Intrinsic electron-glass effects in strongly-localized thallium-oxide films

TL;DR

This study demonstrates that strongly-localized thallium-oxide films exhibit intrinsic electron-glass effects, including slow conductance relaxation and memory effects, linked to high carrier concentration and multi-occupied localized sites, expanding understanding of electron-glass phenomena.

Contribution

It provides experimental evidence of intrinsic electron-glass behavior in thallium-oxide films and links these effects to high carrier concentration and microstructural properties.

Findings

Films show logarithmic conductance relaxation after various protocols.
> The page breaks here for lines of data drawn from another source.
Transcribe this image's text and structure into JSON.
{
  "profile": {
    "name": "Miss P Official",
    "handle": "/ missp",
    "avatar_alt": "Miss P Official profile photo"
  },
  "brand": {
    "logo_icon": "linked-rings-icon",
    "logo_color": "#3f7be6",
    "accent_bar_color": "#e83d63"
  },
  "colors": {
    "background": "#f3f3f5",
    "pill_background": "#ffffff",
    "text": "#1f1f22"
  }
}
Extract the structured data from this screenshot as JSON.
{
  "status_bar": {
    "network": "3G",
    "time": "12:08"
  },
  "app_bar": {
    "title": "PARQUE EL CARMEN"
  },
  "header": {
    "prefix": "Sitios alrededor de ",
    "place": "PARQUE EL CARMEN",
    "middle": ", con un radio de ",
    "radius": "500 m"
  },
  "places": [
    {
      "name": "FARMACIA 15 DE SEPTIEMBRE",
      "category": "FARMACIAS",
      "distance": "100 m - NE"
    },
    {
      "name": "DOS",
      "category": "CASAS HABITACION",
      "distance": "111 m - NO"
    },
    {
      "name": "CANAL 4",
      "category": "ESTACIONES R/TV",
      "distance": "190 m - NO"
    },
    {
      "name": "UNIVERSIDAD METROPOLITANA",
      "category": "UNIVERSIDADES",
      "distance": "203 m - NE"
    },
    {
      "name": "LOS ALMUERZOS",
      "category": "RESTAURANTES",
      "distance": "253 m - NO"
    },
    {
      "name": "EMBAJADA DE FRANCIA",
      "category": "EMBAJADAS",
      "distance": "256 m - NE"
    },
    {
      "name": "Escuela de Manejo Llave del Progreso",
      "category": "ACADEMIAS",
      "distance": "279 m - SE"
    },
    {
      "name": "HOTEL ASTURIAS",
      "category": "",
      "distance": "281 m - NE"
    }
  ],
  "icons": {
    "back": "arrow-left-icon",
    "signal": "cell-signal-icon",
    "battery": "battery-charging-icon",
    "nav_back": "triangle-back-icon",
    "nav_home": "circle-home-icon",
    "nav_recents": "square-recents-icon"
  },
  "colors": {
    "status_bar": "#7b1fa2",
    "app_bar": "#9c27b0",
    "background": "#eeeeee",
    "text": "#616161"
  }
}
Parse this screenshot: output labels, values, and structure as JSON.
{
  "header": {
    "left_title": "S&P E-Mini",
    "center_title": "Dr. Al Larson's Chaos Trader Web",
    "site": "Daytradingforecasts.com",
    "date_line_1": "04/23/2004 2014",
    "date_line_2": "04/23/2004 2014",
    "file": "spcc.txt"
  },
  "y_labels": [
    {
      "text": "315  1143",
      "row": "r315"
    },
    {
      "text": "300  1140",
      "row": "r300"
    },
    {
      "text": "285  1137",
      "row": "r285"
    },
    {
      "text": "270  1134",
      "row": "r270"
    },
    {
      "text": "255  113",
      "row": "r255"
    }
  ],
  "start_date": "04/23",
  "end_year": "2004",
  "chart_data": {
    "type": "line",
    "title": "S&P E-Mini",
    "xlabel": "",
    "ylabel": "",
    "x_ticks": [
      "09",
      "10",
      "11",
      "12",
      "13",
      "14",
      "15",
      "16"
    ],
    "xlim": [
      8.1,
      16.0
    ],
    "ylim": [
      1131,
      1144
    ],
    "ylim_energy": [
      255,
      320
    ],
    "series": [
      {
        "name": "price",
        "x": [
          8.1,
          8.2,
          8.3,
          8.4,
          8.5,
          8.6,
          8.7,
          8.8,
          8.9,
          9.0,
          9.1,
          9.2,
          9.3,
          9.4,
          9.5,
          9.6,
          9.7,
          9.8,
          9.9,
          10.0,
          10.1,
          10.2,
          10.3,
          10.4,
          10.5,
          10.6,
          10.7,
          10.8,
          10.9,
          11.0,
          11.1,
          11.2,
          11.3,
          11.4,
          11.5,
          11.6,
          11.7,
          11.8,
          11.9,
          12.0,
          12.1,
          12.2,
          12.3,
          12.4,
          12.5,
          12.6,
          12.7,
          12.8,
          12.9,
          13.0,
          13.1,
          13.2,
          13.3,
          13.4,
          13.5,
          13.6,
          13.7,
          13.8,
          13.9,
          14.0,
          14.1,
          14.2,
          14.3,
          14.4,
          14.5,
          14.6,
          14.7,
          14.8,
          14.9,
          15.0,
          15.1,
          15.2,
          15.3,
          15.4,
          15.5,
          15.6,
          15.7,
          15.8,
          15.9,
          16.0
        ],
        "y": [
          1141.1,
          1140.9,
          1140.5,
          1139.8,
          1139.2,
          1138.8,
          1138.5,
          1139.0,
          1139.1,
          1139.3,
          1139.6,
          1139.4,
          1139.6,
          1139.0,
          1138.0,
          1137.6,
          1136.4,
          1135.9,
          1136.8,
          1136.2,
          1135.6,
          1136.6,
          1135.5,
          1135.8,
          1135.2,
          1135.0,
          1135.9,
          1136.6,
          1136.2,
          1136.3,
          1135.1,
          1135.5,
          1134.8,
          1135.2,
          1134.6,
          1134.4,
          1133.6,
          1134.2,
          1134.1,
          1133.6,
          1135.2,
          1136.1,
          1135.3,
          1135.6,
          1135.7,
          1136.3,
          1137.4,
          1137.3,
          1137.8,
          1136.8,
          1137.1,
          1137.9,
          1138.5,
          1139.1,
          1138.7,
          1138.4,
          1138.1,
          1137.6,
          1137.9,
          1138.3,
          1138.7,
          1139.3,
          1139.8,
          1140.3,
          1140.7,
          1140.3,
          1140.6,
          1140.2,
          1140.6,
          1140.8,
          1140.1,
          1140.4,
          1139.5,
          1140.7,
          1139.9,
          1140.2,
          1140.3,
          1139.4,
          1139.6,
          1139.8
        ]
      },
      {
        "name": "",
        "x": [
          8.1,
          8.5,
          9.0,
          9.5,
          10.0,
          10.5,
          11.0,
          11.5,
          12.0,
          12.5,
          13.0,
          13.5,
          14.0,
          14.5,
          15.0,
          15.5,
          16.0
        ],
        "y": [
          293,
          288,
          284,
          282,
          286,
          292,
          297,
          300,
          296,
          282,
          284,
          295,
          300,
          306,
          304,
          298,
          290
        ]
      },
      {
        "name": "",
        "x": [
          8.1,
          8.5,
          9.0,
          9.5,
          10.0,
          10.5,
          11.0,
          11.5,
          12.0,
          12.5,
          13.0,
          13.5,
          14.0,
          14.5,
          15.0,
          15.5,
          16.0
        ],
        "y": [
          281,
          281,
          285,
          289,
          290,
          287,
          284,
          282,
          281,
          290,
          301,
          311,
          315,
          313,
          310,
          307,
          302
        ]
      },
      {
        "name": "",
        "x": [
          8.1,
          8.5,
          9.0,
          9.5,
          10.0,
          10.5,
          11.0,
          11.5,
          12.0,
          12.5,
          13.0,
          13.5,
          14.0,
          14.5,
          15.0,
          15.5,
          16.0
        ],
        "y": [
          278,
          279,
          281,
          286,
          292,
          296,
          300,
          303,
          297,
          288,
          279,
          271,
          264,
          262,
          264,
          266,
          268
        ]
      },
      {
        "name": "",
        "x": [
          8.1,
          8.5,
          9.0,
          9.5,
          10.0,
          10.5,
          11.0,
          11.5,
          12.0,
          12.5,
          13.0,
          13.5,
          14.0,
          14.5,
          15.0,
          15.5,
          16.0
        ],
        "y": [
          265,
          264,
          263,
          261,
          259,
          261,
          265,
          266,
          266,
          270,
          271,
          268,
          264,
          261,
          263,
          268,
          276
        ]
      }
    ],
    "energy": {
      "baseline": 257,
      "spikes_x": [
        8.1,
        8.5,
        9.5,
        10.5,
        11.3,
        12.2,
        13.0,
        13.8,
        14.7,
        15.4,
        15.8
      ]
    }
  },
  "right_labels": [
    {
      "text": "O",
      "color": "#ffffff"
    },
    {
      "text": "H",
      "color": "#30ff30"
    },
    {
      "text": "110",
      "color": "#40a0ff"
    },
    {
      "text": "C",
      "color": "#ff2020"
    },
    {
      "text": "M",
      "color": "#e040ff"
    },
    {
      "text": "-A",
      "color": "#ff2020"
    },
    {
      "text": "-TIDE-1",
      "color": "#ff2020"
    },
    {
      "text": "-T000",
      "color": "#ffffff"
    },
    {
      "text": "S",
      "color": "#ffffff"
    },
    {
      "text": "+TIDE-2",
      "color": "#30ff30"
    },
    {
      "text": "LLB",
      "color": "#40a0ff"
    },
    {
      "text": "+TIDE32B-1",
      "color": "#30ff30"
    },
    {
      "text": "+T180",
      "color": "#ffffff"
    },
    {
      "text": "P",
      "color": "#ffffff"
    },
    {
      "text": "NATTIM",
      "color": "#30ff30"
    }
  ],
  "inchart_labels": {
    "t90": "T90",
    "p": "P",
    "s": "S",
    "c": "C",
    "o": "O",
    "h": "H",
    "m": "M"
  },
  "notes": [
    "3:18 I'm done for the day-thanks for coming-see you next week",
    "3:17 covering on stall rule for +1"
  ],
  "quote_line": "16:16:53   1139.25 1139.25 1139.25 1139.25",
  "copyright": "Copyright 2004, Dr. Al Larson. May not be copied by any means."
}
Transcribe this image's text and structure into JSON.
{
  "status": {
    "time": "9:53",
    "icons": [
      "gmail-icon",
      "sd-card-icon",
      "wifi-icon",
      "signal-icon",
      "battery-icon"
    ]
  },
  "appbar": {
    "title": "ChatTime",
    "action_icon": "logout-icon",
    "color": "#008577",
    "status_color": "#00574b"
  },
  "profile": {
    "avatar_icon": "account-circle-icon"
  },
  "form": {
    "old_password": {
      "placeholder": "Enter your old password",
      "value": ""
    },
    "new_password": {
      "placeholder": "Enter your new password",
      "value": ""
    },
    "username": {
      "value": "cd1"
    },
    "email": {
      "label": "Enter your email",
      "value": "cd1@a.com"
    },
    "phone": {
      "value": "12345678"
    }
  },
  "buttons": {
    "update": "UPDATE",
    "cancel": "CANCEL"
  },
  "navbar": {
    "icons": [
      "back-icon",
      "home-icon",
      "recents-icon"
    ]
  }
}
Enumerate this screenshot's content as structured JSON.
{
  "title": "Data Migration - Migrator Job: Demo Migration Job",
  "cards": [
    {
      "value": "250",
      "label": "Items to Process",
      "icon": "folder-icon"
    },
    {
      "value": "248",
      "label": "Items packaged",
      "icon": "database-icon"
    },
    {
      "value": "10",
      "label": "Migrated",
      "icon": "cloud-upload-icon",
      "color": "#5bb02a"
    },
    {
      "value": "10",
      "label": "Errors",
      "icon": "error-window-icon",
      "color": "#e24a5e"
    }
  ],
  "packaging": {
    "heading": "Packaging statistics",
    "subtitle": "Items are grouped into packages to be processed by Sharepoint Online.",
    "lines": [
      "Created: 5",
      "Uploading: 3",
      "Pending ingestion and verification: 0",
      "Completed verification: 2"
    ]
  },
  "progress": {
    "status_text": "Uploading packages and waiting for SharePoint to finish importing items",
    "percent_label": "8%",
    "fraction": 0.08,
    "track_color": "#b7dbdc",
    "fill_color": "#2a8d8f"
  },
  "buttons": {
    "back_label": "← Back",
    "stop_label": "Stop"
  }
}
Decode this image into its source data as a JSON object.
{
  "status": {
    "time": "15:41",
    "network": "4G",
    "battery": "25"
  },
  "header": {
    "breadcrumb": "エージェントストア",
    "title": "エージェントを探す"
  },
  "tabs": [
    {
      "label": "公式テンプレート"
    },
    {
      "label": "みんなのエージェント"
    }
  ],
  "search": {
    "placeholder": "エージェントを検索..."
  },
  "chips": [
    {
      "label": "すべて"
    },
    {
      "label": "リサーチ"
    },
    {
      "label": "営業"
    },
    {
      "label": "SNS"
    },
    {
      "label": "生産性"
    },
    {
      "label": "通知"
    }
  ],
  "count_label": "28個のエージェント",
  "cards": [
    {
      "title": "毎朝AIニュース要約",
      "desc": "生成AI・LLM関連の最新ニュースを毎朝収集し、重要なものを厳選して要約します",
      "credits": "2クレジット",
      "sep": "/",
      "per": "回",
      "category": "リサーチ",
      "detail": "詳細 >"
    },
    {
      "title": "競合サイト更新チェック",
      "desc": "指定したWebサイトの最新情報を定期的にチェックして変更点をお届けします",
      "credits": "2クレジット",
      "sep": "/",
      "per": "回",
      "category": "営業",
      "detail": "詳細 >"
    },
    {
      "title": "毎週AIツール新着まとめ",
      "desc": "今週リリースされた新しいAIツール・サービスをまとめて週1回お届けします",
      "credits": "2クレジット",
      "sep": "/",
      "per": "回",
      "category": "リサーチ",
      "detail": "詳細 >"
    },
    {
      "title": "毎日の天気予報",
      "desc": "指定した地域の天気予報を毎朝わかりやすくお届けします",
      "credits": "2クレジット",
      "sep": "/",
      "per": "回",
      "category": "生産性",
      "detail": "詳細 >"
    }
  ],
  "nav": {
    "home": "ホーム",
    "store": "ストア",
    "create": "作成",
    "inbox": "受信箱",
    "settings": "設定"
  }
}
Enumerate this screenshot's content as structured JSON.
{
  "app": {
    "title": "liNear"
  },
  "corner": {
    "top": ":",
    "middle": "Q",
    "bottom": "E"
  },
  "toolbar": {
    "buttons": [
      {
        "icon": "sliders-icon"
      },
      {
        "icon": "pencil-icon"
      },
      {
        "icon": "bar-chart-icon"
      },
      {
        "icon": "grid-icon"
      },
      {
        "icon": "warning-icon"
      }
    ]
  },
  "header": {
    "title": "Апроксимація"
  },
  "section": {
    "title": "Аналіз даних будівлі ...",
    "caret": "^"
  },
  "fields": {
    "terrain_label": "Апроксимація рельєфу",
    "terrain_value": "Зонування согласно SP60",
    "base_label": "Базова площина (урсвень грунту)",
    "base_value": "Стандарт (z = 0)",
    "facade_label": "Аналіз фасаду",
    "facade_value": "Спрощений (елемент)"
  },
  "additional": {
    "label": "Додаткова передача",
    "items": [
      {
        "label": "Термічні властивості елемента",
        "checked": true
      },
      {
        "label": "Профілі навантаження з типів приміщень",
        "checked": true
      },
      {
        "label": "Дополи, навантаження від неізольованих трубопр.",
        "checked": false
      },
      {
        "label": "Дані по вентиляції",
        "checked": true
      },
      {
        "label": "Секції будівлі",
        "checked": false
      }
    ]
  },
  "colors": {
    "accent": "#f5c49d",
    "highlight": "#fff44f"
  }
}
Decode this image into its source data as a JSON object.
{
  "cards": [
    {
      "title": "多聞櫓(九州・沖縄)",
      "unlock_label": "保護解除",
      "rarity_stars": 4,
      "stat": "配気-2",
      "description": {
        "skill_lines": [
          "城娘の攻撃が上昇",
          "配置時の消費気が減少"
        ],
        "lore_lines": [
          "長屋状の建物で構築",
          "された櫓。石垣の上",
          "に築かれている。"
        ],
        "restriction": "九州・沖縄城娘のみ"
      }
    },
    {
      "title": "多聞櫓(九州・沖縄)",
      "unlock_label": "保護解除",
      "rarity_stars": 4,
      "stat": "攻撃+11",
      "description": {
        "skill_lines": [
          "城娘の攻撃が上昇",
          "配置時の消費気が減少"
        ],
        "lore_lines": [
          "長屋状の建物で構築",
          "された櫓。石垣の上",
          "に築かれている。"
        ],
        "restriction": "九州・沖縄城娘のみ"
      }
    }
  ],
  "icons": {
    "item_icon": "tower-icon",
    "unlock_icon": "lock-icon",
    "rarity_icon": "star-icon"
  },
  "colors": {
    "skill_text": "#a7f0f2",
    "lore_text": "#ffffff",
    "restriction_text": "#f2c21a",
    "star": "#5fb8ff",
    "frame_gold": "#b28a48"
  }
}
Memory-dip width correlates with carrier concentration.

High carrier concentration is essential for electron-glass effects.

Abstract

Transport measurements made on films of thallium-oxide (n-type semiconductor) are presented and discussed. The focus in this work is on the strongly-localized regime where charge transport is by variable-range-hopping. It is demonstrated that, at liquid-helium temperatures, these films exhibit all the characteristic features of intrinsic electron-glasses. These include a slow (logarithmic in time) conductance-relaxation that may be induced by any of the following protocols: Quench-cooling from high temperatures, sudden change of gate-voltage, exposure to infrared radiation, and stressing the system with a non-Ohmic field. The microstructure of the films are characterized by electron microscopy and their carrier-concentration are measured by Hall effect. Field-effect experiments reveal a memory-dip that has a width compatible with the carrier-concentration of the system as compared with previously studied electron-glasses. It is observed that the common ingredient in all the systems that exhibit electron-glass effects is high carrier-concentration suggesting that their localized sites may be multi-occupied even when deep into the insulating regime. That lightly-doped semiconductors do not show intrinsic electron-glass effects is consistent with this empirical observation. The connection between the memory-dip and the Coulomb-gap is discussed in light of these findings.